After some privacy concerns, Facebook has made many changes to its APIs, one of them being "identifiers" per application. Indeed, it means that the canonical user ID of Alice for Facebook is never shared by the Facebook APIs, but that each application sees a unique value that never changes.
To formalize this through two functions:
mask (user_id, app_id)
unmask (masked_id, app_id)
These functions should satisfy certain properties:
reversible: userid == unmask (mask (user_id, appid), appid)
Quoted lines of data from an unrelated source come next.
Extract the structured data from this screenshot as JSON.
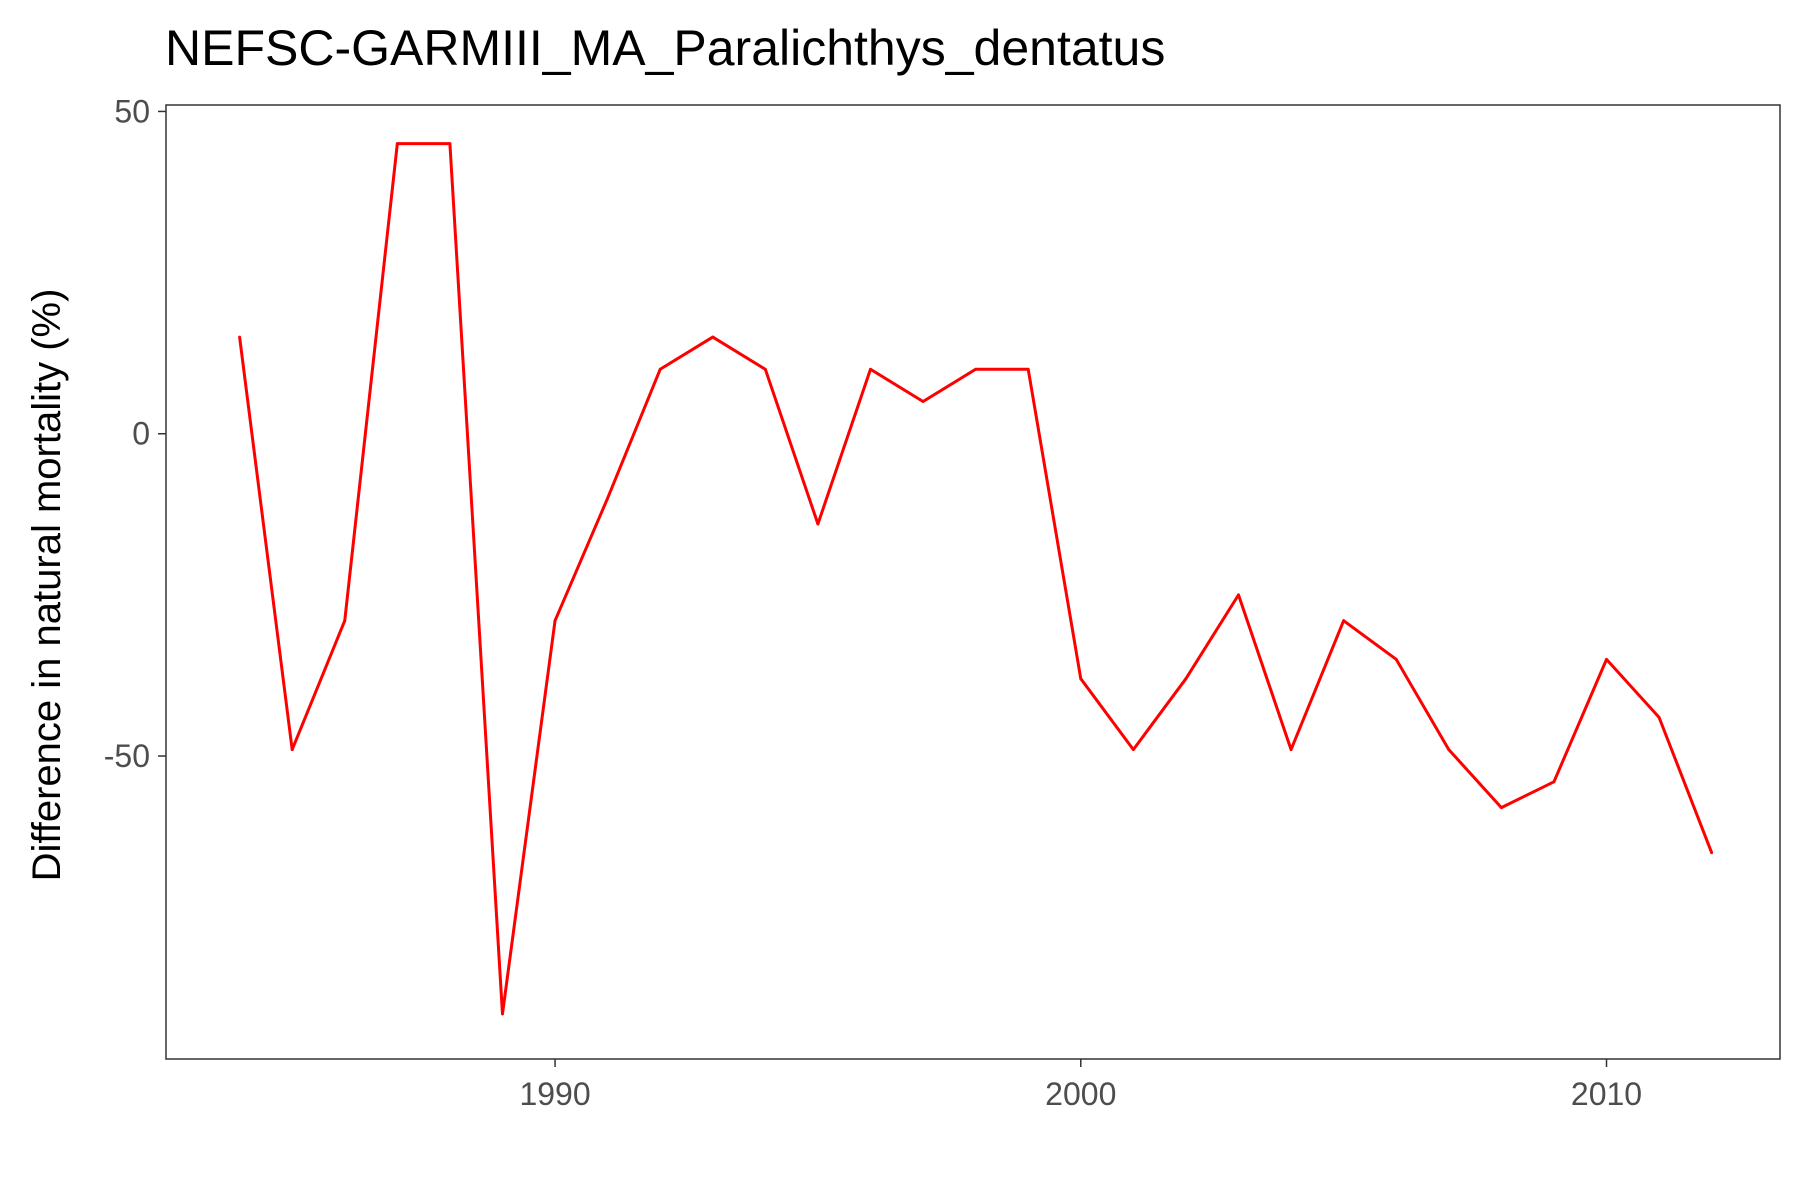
{
  "chart_data": {
    "type": "line",
    "title": "NEFSC-GARMIII_MA_Paralichthys_dentatus",
    "xlabel": "",
    "ylabel": "Difference in natural mortality (%)",
    "xlim": [
      1982.6,
      2013.3
    ],
    "ylim": [
      -97,
      51
    ],
    "x_ticks": [
      1990,
      2000,
      2010
    ],
    "y_ticks": [
      -50,
      0,
      50
    ],
    "grid": false,
    "legend": "none",
    "series": [
      {
        "color": "#ff0000",
        "x": [
          1984,
          1985,
          1986,
          1987,
          1988,
          1989,
          1990,
          1991,
          1992,
          1993,
          1994,
          1995,
          1996,
          1997,
          1998,
          1999,
          2000,
          2001,
          2002,
          2003,
          2004,
          2005,
          2006,
          2007,
          2008,
          2009,
          2010,
          2011,
          2012
        ],
        "y": [
          15,
          -49,
          -29,
          45,
          45,
          -90,
          -29,
          -10,
          10,
          15,
          10,
          -14,
          10,
          5,
          10,
          10,
          -38,
          -49,
          -38,
          -25,
          -49,
          -29,
          -35,
          -49,
          -58,
          -54,
          -35,
          -44,
          -65
        ]
      }
    ]
  }
}
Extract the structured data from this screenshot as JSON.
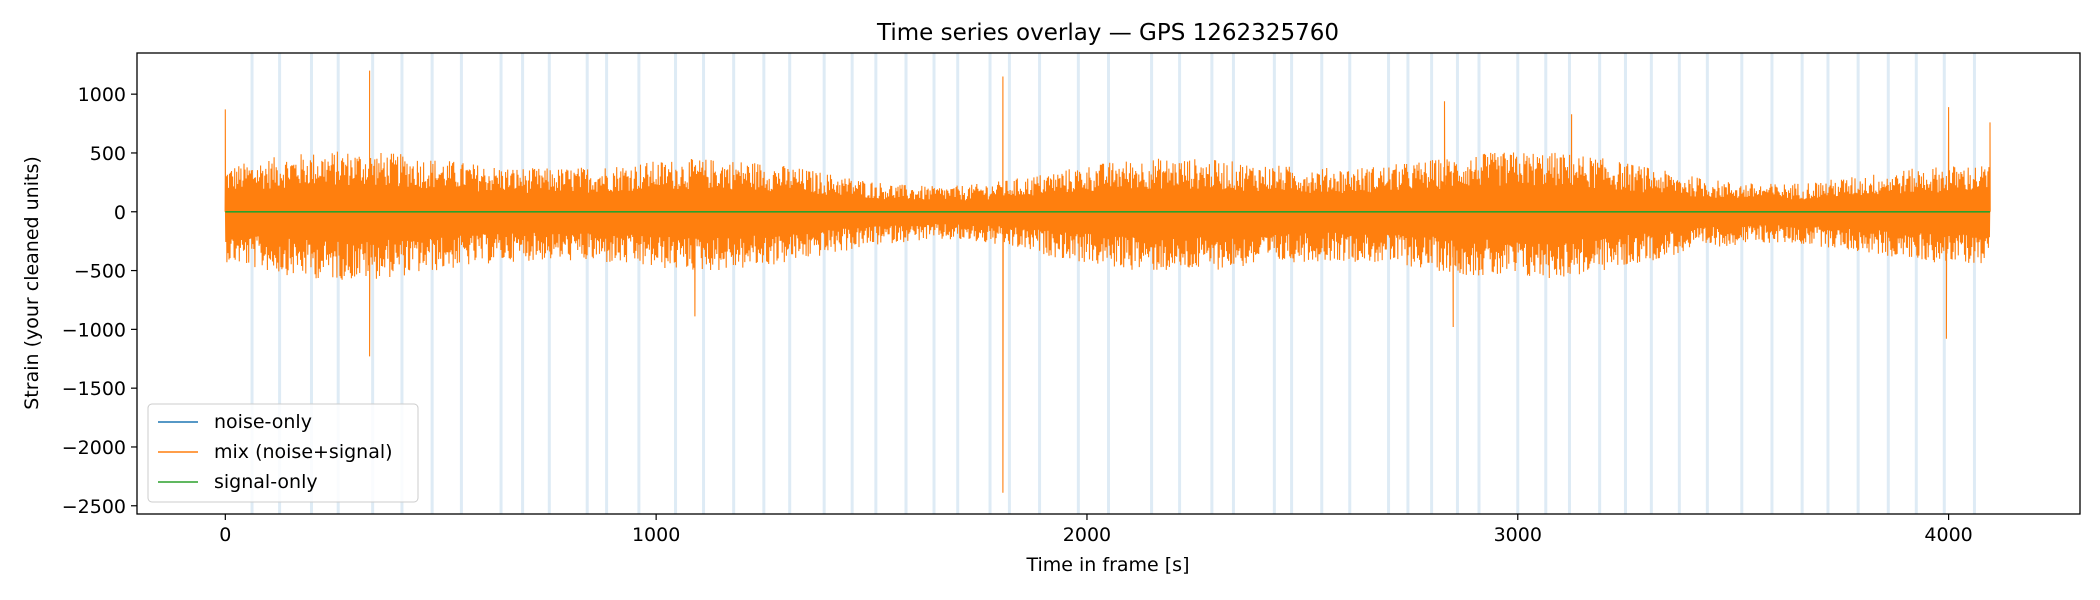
{
  "chart_data": {
    "type": "line",
    "title": "Time series overlay — GPS 1262325760",
    "xlabel": "Time in frame [s]",
    "ylabel": "Strain (your cleaned units)",
    "xlim": [
      -205,
      4305
    ],
    "ylim": [
      -2570,
      1350
    ],
    "x_ticks": [
      0,
      1000,
      2000,
      3000,
      4000
    ],
    "y_ticks": [
      1000,
      500,
      0,
      -500,
      -1000,
      -1500,
      -2000,
      -2500
    ],
    "x_tick_labels": [
      "0",
      "1000",
      "2000",
      "3000",
      "4000"
    ],
    "y_tick_labels": [
      "1000",
      "500",
      "0",
      "−500",
      "−1000",
      "−1500",
      "−2000",
      "−2500"
    ],
    "grid": false,
    "legend": "lower-left",
    "series": [
      {
        "name": "noise-only",
        "color": "#1f77b4",
        "x": [
          0,
          4096
        ],
        "y": [
          0,
          0
        ]
      },
      {
        "name": "mix (noise+signal)",
        "color": "#ff7f0e",
        "x_range": [
          0,
          4096
        ],
        "band_upper_typical": 420,
        "band_lower_typical": -470,
        "peaks": [
          {
            "x": 0,
            "y": 870
          },
          {
            "x": 335,
            "y": 1200
          },
          {
            "x": 335,
            "y": -1230
          },
          {
            "x": 1805,
            "y": 1150
          },
          {
            "x": 1805,
            "y": -2390
          },
          {
            "x": 2830,
            "y": 940
          },
          {
            "x": 3125,
            "y": 830
          },
          {
            "x": 4000,
            "y": 890
          },
          {
            "x": 3995,
            "y": -1080
          },
          {
            "x": 2850,
            "y": -980
          },
          {
            "x": 1090,
            "y": -890
          },
          {
            "x": 4096,
            "y": 760
          }
        ]
      },
      {
        "name": "signal-only",
        "color": "#2ca02c",
        "x": [
          0,
          4096
        ],
        "y": [
          0,
          0
        ]
      }
    ],
    "shaded_intervals_x": [
      62,
      126,
      200,
      262,
      342,
      410,
      480,
      548,
      640,
      690,
      752,
      840,
      885,
      960,
      1045,
      1110,
      1180,
      1250,
      1310,
      1390,
      1455,
      1510,
      1580,
      1645,
      1700,
      1775,
      1820,
      1890,
      1980,
      2050,
      2150,
      2215,
      2290,
      2340,
      2435,
      2475,
      2545,
      2610,
      2700,
      2745,
      2800,
      2860,
      2910,
      3000,
      3065,
      3120,
      3190,
      3250,
      3310,
      3375,
      3440,
      3520,
      3590,
      3660,
      3720,
      3790,
      3860,
      3925,
      3990,
      4060
    ]
  }
}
secret: given y = mask (user_id, app_id), it should be 'difficult' to get the user_id of origin.
deterministic: mask (userid, appid) == mask (userid, appid), where userid == userid and appid == app_id
collision resistant: for all user IDs, given the same app_id, hide (user_id1, app_id) == mask (user_id2, app_id) should not be the case
After much reading, I proposed two possible implementations:
Stateful: Stores a triple (user_id, app_id, hash (user_id, app_id)).
Stateless: for each app_id, generate and store a secret, then encrypt it (user_id, secret) on the fly. encryption should be a deterministic figure, such as AES-SIV.
These two approaches have fairly significant disadvantages. The stateful approach induces an incredible cost of persistence –
Is there another approach that I might miss here? I think it's a deceptively easy problem, eager to get a glimpse.